Bill makes leaving car unlocked misdemeanor

- They fly through the streets, blowing red lights and stop signs - juveniles putting their lives, as well as yours, at risk all for a joy ride in a stolen car. 

It’s an issue that’s out of control in Pinellas County, and one local lawmaker wants to crack down.

In St. Petersburg, officials have seen an uptick in minors prowling the streets for cars to steal.

"The kids go out at night or sometimes at day and they just go through neighborhoods checking to see if the cars are unlocked,” St.
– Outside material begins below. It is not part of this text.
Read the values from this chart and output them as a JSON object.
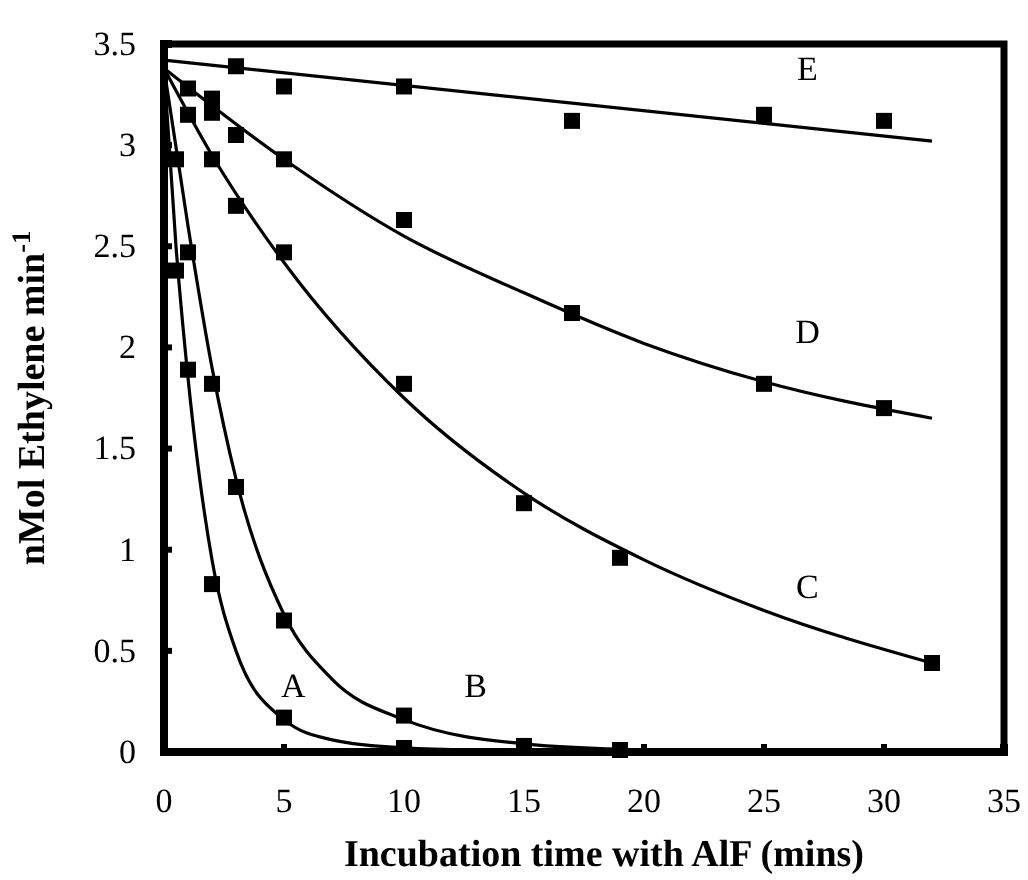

Petersburg Police Chief Anthony Holloway said.  “If the cars are unlocked, then they go inside and see if the keys are left inside."

He tells us about 70 percent of the time the keys are in the car, or the vehicle is left running.          

While the youths are the criminals, State Representative Wengay Newton says you could be the root of the problem.

"If we can get the percentage of these individuals leaving these keys in the car with the car running cut in half, you can reduce your auto thefts right now," he said.

This week, Newton proposed a bill, HB 927 -tweaking current state law to give it more teeth. 

Right now, law enforcement can write you a ticket for walking away while your keys are in the ignition. Newton wants to make it a misdemeanor crime if that happens and your ride is swiped by a minor.

"But for us creating this opportunity they wouldn't even have access to these cars, they're not taking them at gunpoint, they're not breaking in windows, they're not hot wiring em’," Newton said.

He calls it a commonsense bill.

However, not everyone agrees.

“As far as charging someone with a second-degree misdemeanor, now you're making a victim a criminal, so I don't like it," Holloway said.

He tells FOX 13 News charging an auto theft victim with a crime could breed a culture of mistrust between police and the public.  Holloway says citizens may not report a stolen car out of fear or might lie about the vehicle being left running.           

Newton sees it a different way, calling the charges a reason for more drivers to follow the rules already on the books.

"If they do that, there's no way they could be a victim of auto theft,” said Newton. “But that's the current law and that's not being done."   

If the proposed bill doesn't pass, Newton hopes it still starts a conversation and reminds folks to turn their cars off and take their keys with them.